Why should Valve have to pay for consumers not doing their research before making a purchase? Its really easy to actually avoid games you know you won't enjoy nowadays, so all a return policy allows is essentially a way to play games for free, especially with quite a few indy titles that can be finished in a few hours.
Well for one there is so my crap on steam right now that you have to do a lot of research. But yeah, returns and digital products don't always go along the greatest. Perhaps steam should make demos mandatory so consumers can get a taste of a game before buying it to find out if it's decent? The only problem is that then the less respectable devs will make really good demos to get the sale and then the rest of their game is crap. Steam could approve demos to make sure that they are representative of the rest of the game... but then of course they could just approve games that are on steam based on quality and get rid of lot of the crap the publishers are dumping onto steam. I fear Steam is very much going downhill.
Same can be said for every other industry. Why would you want a return policy on a car when you can watch reviews and stats on how often it breaks down? Why do we give the gaming industry a free pass to stuff other industries have to deal with? Sometimes a game just plain wont work on your hardware and you cant truly know well a game will play unless you play it yourself.
I think it's fair, I'll sign it. The Android app store offers returns, and so does GamersGate, why not Steam too? There's nothing wrong with returns being allowed within 12 or 24 hours, or something like that.
Well this won't happen and I will tell you why. In this country buy law you don't own the game. You are buying a licence to access the content. It is set up this way with disks to. But law also says you have a right to resale you physical property. With digital content publishers can make an argument with this in legal teams more so than with physical disks.

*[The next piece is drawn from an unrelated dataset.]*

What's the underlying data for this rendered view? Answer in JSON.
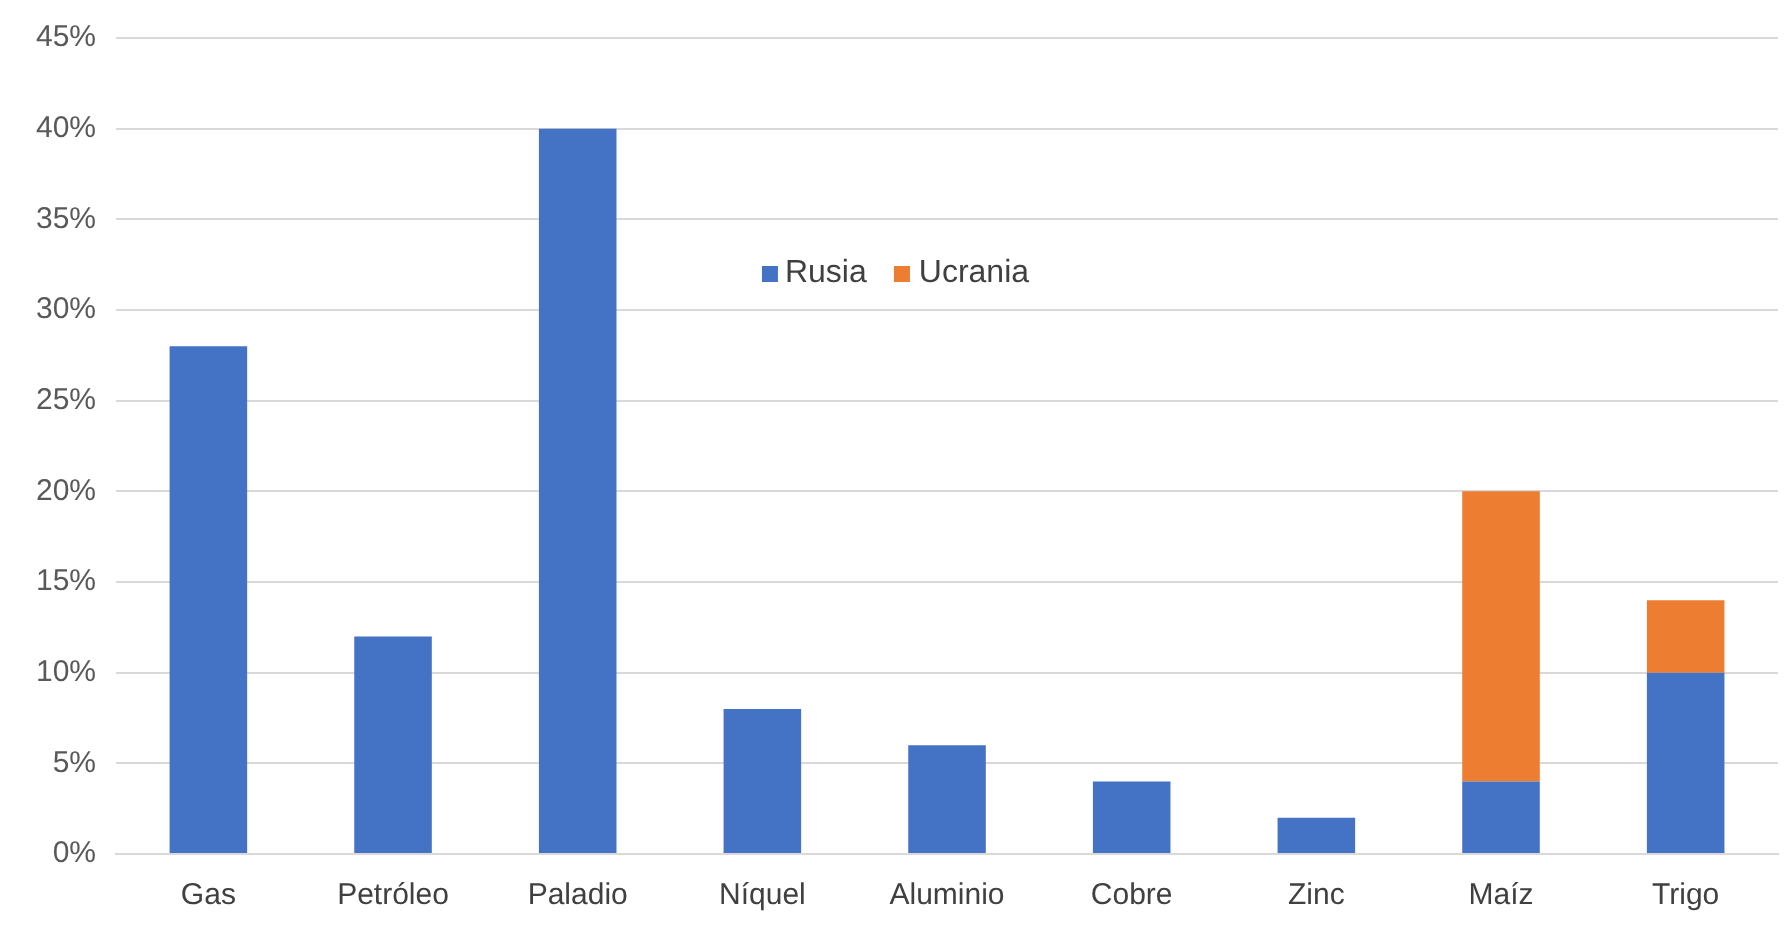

I think we need to have an argument about that first before we tackle this. The only reason Origin is doing it because they are despite and if they some how started picking up sales on steams levels that crap would go bye bye. Right now they have nothing to loose.
There is some good. Because publishers are more insured in making a profit on steam. Steam can get away with things like family sharing. And I'm sure Steam hates the idea of DRM too. But they still have publishers to deal with.
And like games unless the product is broken there is no need to return/refund. In which case you make your point and you get the return/refund, it works like this on steam now. I don't see the problem here.